La répétition hebdomadaire a longtemps été le modèle prédominant pour une chorale. Mais d’autres formes de fonctionnement apparaissent, comme le concert one shot avec sessions de répétition en amont. Avec ce système, certains chefs de chœur pourront sortir de leur zone géographique habituelle, à raison de quatre ou cinq chorales par semaine, et diversifier leurs activités. Après avoir travaillé dans un établissement territorial dans la banlieue nantaise, Manuel Coley a fait le choix de devenir auto-entrepreneur : « Je travaille sous forme de stages et de sessions de formation professionnelle. Je suis également invité comme chef de chœur dans des écoles de musique ou des associations. Je propose ­aussi des stages en week-end ou d’une semaine, en mélangeant deux de mes spécialités : le chant et l’énergétique chinoise. Ces sessions régulières dans l’année me permettent de m’investir davantage sur le plan artistique. J’y ai gagné en liberté. »

Répondre aux besoins de la société

Ce petit tour d’horizon du métier de chef de chœur ne serait pas complet sans l’offre abondante de formations disponibles. Dans les conservatoires, l’enseignement pour être diplômé est aujourd’hui très riche. « A mon époque, se souvient Marie Chavanel, nous avions milité pour que le piano et le chant lyrique soient ajoutés au cursus, ce sont aujourd’hui des disciplines obligatoires. » Mais le conservatoire ne prépare pas à tout. De nouveaux enjeux de société apparaissent régulièrement. Une vaste réflexion sur les publics empêchés est ainsi menée depuis quelques années. De même, de nombreux chefs de chœur éprouvent le besoin, bien après leur diplôme, d’étoffer leur pratique au-delà du cercle des chorales traditionnelles. Présenté lors du congrès, le projet Sing Me In (www.singmein.eu) propose la direction chorale auprès de réfugiés et le chant comme outil de mixité et d’intégration à l’école.
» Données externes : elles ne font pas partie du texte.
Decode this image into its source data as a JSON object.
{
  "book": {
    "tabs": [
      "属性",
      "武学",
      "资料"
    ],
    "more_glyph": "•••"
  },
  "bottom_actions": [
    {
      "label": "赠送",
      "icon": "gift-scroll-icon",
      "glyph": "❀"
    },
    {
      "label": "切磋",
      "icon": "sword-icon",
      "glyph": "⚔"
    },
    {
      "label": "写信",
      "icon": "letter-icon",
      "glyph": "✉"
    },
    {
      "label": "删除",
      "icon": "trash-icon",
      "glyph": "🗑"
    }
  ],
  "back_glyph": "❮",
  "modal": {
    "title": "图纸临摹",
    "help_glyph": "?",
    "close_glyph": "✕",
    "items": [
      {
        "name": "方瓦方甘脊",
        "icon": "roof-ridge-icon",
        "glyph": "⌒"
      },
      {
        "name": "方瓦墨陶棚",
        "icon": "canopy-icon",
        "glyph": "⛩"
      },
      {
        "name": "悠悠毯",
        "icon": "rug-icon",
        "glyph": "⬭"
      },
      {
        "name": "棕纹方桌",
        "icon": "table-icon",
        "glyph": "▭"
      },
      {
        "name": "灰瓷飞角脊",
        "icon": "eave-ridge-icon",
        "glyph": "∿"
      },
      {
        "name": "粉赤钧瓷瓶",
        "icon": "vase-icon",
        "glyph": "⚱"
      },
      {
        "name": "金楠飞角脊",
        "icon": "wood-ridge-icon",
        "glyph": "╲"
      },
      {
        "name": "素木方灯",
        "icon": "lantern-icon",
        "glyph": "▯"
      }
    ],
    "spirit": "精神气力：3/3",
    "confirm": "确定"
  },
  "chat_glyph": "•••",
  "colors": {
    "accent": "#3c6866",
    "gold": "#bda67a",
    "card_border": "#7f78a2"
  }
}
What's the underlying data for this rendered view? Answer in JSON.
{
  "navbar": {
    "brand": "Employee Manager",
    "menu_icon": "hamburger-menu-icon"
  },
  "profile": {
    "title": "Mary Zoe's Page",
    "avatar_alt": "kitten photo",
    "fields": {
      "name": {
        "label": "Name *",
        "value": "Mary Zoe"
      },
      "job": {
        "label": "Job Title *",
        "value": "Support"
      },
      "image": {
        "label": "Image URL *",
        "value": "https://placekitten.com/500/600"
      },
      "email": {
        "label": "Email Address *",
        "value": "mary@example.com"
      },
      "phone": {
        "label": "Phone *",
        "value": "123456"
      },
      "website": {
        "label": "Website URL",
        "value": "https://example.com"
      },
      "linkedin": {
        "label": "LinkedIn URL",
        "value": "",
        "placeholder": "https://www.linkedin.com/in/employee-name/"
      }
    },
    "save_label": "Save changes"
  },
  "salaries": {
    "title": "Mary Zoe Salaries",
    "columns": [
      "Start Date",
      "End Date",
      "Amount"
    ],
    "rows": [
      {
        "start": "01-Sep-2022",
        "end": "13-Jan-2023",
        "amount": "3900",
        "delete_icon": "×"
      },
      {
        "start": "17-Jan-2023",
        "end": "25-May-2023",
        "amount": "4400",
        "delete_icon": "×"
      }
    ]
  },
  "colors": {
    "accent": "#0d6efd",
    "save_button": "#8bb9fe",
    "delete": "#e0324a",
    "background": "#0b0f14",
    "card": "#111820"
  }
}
Longtemps éparpillées, les associations chorales se regroupent pour porter de nouveaux élans et revendications. L’association A Cœur joie mobilise près de 300 ensembles, représentant 10 000 choristes. La profession se cristallise en réseau et multiplie les projets européens. « Je suis très optimiste pour l’avenir, conclut Jacques Barbier. Le chant français n’est plus hexagonal. Tout se passe avec des projets européens qui apportent de nouvelles idées et des échanges très fructueux. L’avenir est dans le réseau, et ce congrès où les chefs se retrouvent est un excellent signal. » Professionnalisation accrue, valorisation du métier, adaptation aux nouveaux enjeux de la société, le métier de chef de chœur promet de faire entendre sa voix.